The Nasdaq closed down 12.85, or 0.8 percent, to 1,538.53. The S&P; 500 Index declined 2.37, or 0.3 percent, to 944.30.

Blue chips also finished lower. The Dow Jones Industrial Average fell 34.17, or 0.4 percent, at 8,678.97, having gained 65 points the previous session.

For the week, all three main gauges finished higher, with the Dow up 0.9 percent, the Nasdaq higher 1.2 percent and the S&P; 500 up 1.2 percent. It was the fifth winning week for the S&P; 500, its best performance since August 2002. The Dow posted a third week of gains, a feat not seen since November 2002.

Yesterday, Dell fell 99 cents to $31.19 after the computer maker reported quarterly profits that met analysts’ expectations; however, it also said it does not expect a major turnaround in the tech market and a Smith Barney analyst downgraded the company’s stock, citing overvaluation.

“Dell’s numbers didn’t blow anything out of the water,” said Russ Koesterich, U.S. equity strategist at State Street Corp. “The growth isn’t really coming from significant revenue growth, but from cost-cutting.

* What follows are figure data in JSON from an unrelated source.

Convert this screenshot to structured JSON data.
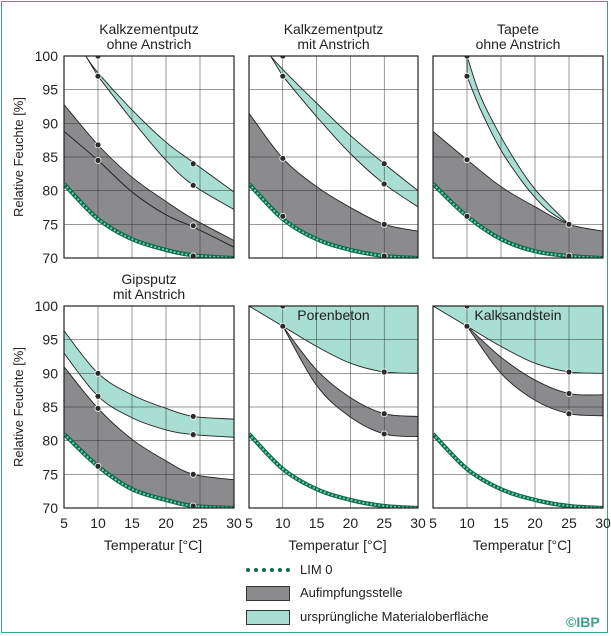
{
  "chart_data": [
    {
      "type": "area",
      "title": "Kalkzementputz ohne Anstrich",
      "title_lines": [
        "Kalkzementputz",
        "ohne Anstrich"
      ],
      "xlabel": "",
      "ylabel": "Relative Feuchte [%]",
      "xlim": [
        5,
        30
      ],
      "ylim": [
        70,
        100
      ],
      "x_ticks": [],
      "y_ticks": [
        "100",
        "95",
        "90",
        "85",
        "80",
        "75",
        "70"
      ],
      "grid": true,
      "bands": [
        {
          "series": "ursprüngliche Materialoberfläche",
          "upper": [
            [
              8.2,
              100
            ],
            [
              10,
              97.5
            ],
            [
              15,
              92
            ],
            [
              20,
              87.2
            ],
            [
              24,
              84.2
            ],
            [
              30,
              79.8
            ]
          ],
          "lower": [
            [
              10,
              97
            ],
            [
              15,
              90.5
            ],
            [
              20,
              84.5
            ],
            [
              24,
              80.8
            ],
            [
              30,
              77.2
            ]
          ]
        },
        {
          "series": "Aufimpfungsstelle",
          "upper": [
            [
              5,
              92.8
            ],
            [
              10,
              86.8
            ],
            [
              15,
              82
            ],
            [
              20,
              78.4
            ],
            [
              24,
              75.8
            ],
            [
              30,
              72.6
            ]
          ],
          "lower": [
            [
              5,
              88.8
            ],
            [
              10,
              84.5
            ],
            [
              15,
              79.8
            ],
            [
              20,
              76.4
            ],
            [
              24,
              74.6
            ],
            [
              30,
              71.6
            ]
          ]
        },
        {
          "series": "Aufimpfungsstelle",
          "upper": [
            [
              5,
              88.8
            ],
            [
              10,
              84.5
            ],
            [
              15,
              79.8
            ],
            [
              20,
              76.4
            ],
            [
              24,
              74.6
            ],
            [
              30,
              71.6
            ]
          ],
          "lower": [
            [
              5,
              81
            ],
            [
              10,
              75.8
            ],
            [
              15,
              72.8
            ],
            [
              20,
              71.2
            ],
            [
              24,
              70.4
            ],
            [
              30,
              70
            ]
          ]
        }
      ],
      "points": [
        [
          10,
          100
        ],
        [
          10,
          97
        ],
        [
          10,
          86.8
        ],
        [
          10,
          84.5
        ],
        [
          24,
          84
        ],
        [
          24,
          80.8
        ],
        [
          24,
          74.8
        ],
        [
          24,
          70.3
        ]
      ]
    },
    {
      "type": "area",
      "title": "Kalkzementputz mit Anstrich",
      "title_lines": [
        "Kalkzementputz",
        "mit Anstrich"
      ],
      "xlabel": "",
      "ylabel": "",
      "xlim": [
        5,
        30
      ],
      "ylim": [
        70,
        100
      ],
      "x_ticks": [],
      "y_ticks": [],
      "grid": true,
      "bands": [
        {
          "series": "ursprüngliche Materialoberfläche",
          "upper": [
            [
              8.2,
              100
            ],
            [
              10,
              98
            ],
            [
              15,
              93
            ],
            [
              20,
              88.2
            ],
            [
              25,
              84
            ],
            [
              30,
              80
            ]
          ],
          "lower": [
            [
              10,
              97
            ],
            [
              15,
              91
            ],
            [
              20,
              85.5
            ],
            [
              25,
              81
            ],
            [
              30,
              77.6
            ]
          ]
        },
        {
          "series": "Aufimpfungsstelle",
          "upper": [
            [
              5,
              91.5
            ],
            [
              10,
              84.8
            ],
            [
              15,
              80.6
            ],
            [
              20,
              77.5
            ],
            [
              25,
              75
            ],
            [
              30,
              74
            ]
          ],
          "lower": [
            [
              5,
              81
            ],
            [
              10,
              75.8
            ],
            [
              15,
              72.8
            ],
            [
              20,
              71.2
            ],
            [
              25,
              70.3
            ],
            [
              30,
              70
            ]
          ]
        }
      ],
      "points": [
        [
          10,
          100
        ],
        [
          10,
          97
        ],
        [
          10,
          84.8
        ],
        [
          10,
          76.2
        ],
        [
          25,
          84
        ],
        [
          25,
          81
        ],
        [
          25,
          75
        ],
        [
          25,
          70.3
        ]
      ]
    },
    {
      "type": "area",
      "title": "Tapete ohne Anstrich",
      "title_lines": [
        "Tapete",
        "ohne Anstrich"
      ],
      "xlabel": "",
      "ylabel": "",
      "xlim": [
        5,
        30
      ],
      "ylim": [
        70,
        100
      ],
      "x_ticks": [],
      "y_ticks": [],
      "grid": true,
      "bands": [
        {
          "series": "ursprüngliche Materialoberfläche",
          "upper": [
            [
              10,
              100
            ],
            [
              12,
              94
            ],
            [
              15,
              88
            ],
            [
              18,
              83
            ],
            [
              20,
              80.2
            ],
            [
              22,
              78
            ],
            [
              25,
              75
            ]
          ],
          "lower": [
            [
              10,
              97
            ],
            [
              12,
              92
            ],
            [
              15,
              86
            ],
            [
              18,
              81.5
            ],
            [
              20,
              79
            ],
            [
              22,
              77
            ],
            [
              25,
              75
            ]
          ]
        },
        {
          "series": "Aufimpfungsstelle",
          "upper": [
            [
              5,
              88.8
            ],
            [
              10,
              84.6
            ],
            [
              15,
              80.6
            ],
            [
              20,
              77.6
            ],
            [
              25,
              75
            ],
            [
              30,
              74
            ]
          ],
          "lower": [
            [
              5,
              81
            ],
            [
              10,
              76.2
            ],
            [
              15,
              72.8
            ],
            [
              20,
              71
            ],
            [
              25,
              70.3
            ],
            [
              30,
              70
            ]
          ]
        }
      ],
      "points": [
        [
          10,
          100
        ],
        [
          10,
          97
        ],
        [
          10,
          84.6
        ],
        [
          10,
          76.2
        ],
        [
          25,
          75
        ],
        [
          25,
          70.3
        ]
      ]
    },
    {
      "type": "area",
      "title": "Gipsputz mit Anstrich",
      "title_lines": [
        "Gipsputz",
        "mit Anstrich"
      ],
      "xlabel": "Temperatur [°C]",
      "ylabel": "Relative Feuchte [%]",
      "xlim": [
        5,
        30
      ],
      "ylim": [
        70,
        100
      ],
      "x_ticks": [
        "5",
        "10",
        "15",
        "20",
        "25",
        "30"
      ],
      "y_ticks": [
        "100",
        "95",
        "90",
        "85",
        "80",
        "75",
        "70"
      ],
      "grid": true,
      "bands": [
        {
          "series": "ursprüngliche Materialoberfläche",
          "upper": [
            [
              5,
              96.3
            ],
            [
              10,
              90
            ],
            [
              15,
              86.8
            ],
            [
              20,
              84.8
            ],
            [
              24,
              83.6
            ],
            [
              30,
              83.2
            ]
          ],
          "lower": [
            [
              5,
              93
            ],
            [
              10,
              86.6
            ],
            [
              15,
              83.4
            ],
            [
              20,
              81.6
            ],
            [
              24,
              80.9
            ],
            [
              30,
              80.5
            ]
          ]
        },
        {
          "series": "Aufimpfungsstelle",
          "upper": [
            [
              5,
              91
            ],
            [
              10,
              84.8
            ],
            [
              15,
              80.2
            ],
            [
              20,
              77
            ],
            [
              24,
              75
            ],
            [
              30,
              74.2
            ]
          ],
          "lower": [
            [
              5,
              81
            ],
            [
              10,
              76.2
            ],
            [
              15,
              72.8
            ],
            [
              20,
              71.2
            ],
            [
              24,
              70.3
            ],
            [
              30,
              70
            ]
          ]
        }
      ],
      "points": [
        [
          10,
          90
        ],
        [
          10,
          86.6
        ],
        [
          10,
          84.8
        ],
        [
          10,
          76.2
        ],
        [
          24,
          83.6
        ],
        [
          24,
          80.9
        ],
        [
          24,
          75
        ],
        [
          24,
          70.3
        ]
      ]
    },
    {
      "type": "area",
      "title": "Porenbeton",
      "title_lines": [
        "Porenbeton"
      ],
      "xlabel": "Temperatur [°C]",
      "ylabel": "",
      "xlim": [
        5,
        30
      ],
      "ylim": [
        70,
        100
      ],
      "x_ticks": [
        "5",
        "10",
        "15",
        "20",
        "25",
        "30"
      ],
      "y_ticks": [],
      "grid": true,
      "bands": [
        {
          "series": "ursprüngliche Materialoberfläche",
          "upper": [
            [
              5,
              100
            ],
            [
              30,
              100
            ]
          ],
          "lower": [
            [
              5,
              100
            ],
            [
              10,
              97
            ],
            [
              15,
              94
            ],
            [
              20,
              91.5
            ],
            [
              25,
              90.2
            ],
            [
              30,
              90
            ]
          ]
        },
        {
          "series": "Aufimpfungsstelle",
          "upper": [
            [
              10,
              97
            ],
            [
              15,
              90.5
            ],
            [
              20,
              86.4
            ],
            [
              25,
              84
            ],
            [
              30,
              83.6
            ]
          ],
          "lower": [
            [
              10,
              97
            ],
            [
              15,
              88.2
            ],
            [
              20,
              83.5
            ],
            [
              25,
              81
            ],
            [
              30,
              80.6
            ]
          ]
        }
      ],
      "lim0": [
        [
          5,
          81
        ],
        [
          10,
          75.8
        ],
        [
          15,
          72.8
        ],
        [
          20,
          71.2
        ],
        [
          25,
          70.3
        ],
        [
          30,
          70
        ]
      ],
      "points": [
        [
          10,
          100
        ],
        [
          10,
          97
        ],
        [
          25,
          90.2
        ],
        [
          25,
          84
        ],
        [
          25,
          81
        ]
      ]
    },
    {
      "type": "area",
      "title": "Kalksandstein",
      "title_lines": [
        "Kalksandstein"
      ],
      "xlabel": "Temperatur [°C]",
      "ylabel": "",
      "xlim": [
        5,
        30
      ],
      "ylim": [
        70,
        100
      ],
      "x_ticks": [
        "5",
        "10",
        "15",
        "20",
        "25",
        "30"
      ],
      "y_ticks": [],
      "grid": true,
      "bands": [
        {
          "series": "ursprüngliche Materialoberfläche",
          "upper": [
            [
              5,
              100
            ],
            [
              30,
              100
            ]
          ],
          "lower": [
            [
              5,
              100
            ],
            [
              10,
              97
            ],
            [
              15,
              94
            ],
            [
              20,
              91.5
            ],
            [
              25,
              90.2
            ],
            [
              30,
              90
            ]
          ]
        },
        {
          "series": "Aufimpfungsstelle",
          "upper": [
            [
              10,
              97
            ],
            [
              15,
              92.4
            ],
            [
              20,
              89
            ],
            [
              25,
              87
            ],
            [
              30,
              86.8
            ]
          ],
          "lower": [
            [
              10,
              97
            ],
            [
              15,
              90
            ],
            [
              20,
              86
            ],
            [
              25,
              84
            ],
            [
              30,
              83.7
            ]
          ]
        }
      ],
      "lim0": [
        [
          5,
          81
        ],
        [
          10,
          75.8
        ],
        [
          15,
          72.8
        ],
        [
          20,
          71.2
        ],
        [
          25,
          70.3
        ],
        [
          30,
          70
        ]
      ],
      "points": [
        [
          10,
          100
        ],
        [
          10,
          97
        ],
        [
          25,
          90.2
        ],
        [
          25,
          87
        ],
        [
          25,
          84
        ]
      ]
    }
  ],
  "legend": {
    "lim0": "LIM 0",
    "aufimpfung": "Aufimpfungsstelle",
    "material": "ursprüngliche Materialoberfläche"
  },
  "copyright": "©IBP",
  "colors": {
    "material": "#a9dfd2",
    "aufimpfung": "#8b8b8d",
    "lim0_dark": "#0d6a4a",
    "lim0_light": "#6bd2b3",
    "border": "#3aa38a"
  }
}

For the market to go really higher, we need to see that companies like Dell can grow the top line.”

Two economic reports also prompted some selling.

The Labor Department reported consumer prices fell by 0.3 percent in April, the biggest decline in 18 months and deeper than the 0.1 percent dip analysts were predicting. The reading suggests inflation isn’t a concern, although deflation might be.

And the Commerce Department said the number of new housing projects builders started in April dropped by 6.8 percent to a seasonally adjusted annual rate of 1.63 million, indicating the once-hot sector is losing momentum.

Stocks have enjoyed strong gains in recent weeks after upbeat first-quarter earnings and the end of the war with Iraq bolstered hopes of a rebounding economy. Still, while investors are largely optimistic, analysts say the market remains vulnerable to bursts of profit-taking.

“The big question you have to ask is what is the next catalyst,” Mr. Koesterich said. “It’s the end of the earnings season and most of the economic numbers are done for the rest of the month.

“Short of technical reasons, there aren’t a lot of catalysts,” he added. “We’re likely to churn at these levels and try to digest these gains.”

General Motors lost 47 cents to $34.41 after Prudential Financial cut the automaker’s stock rating to “sell” from “hold,” citing the company’s declining market share.

Gainers included AT&T;, which rose 68 cents to $18.12.

And Kohl’s rose 38 cents to $53.40 after the retailer posted quarterly earnings that were in line with Wall Street’s estimates.

Declining issues narrowly outnumbered advancers on the New York Stock Exchange. Volume was moderate at 1.49 billion shares, compared with 1.45 billion traded Thursday.

The Russell 2000 index, which tracks smaller company stocks, fell 7.36, or 1.7 percent, to 414.69.

Overseas, Japan’s Nikkei stock average finished 0.1 percent lower yesterday. In Europe, France’s CAC-40 lost 0.04 percent, Britain’s FTSE 100 gained 0.9 percent and Germany’s DAX index slipped 0.01 percent.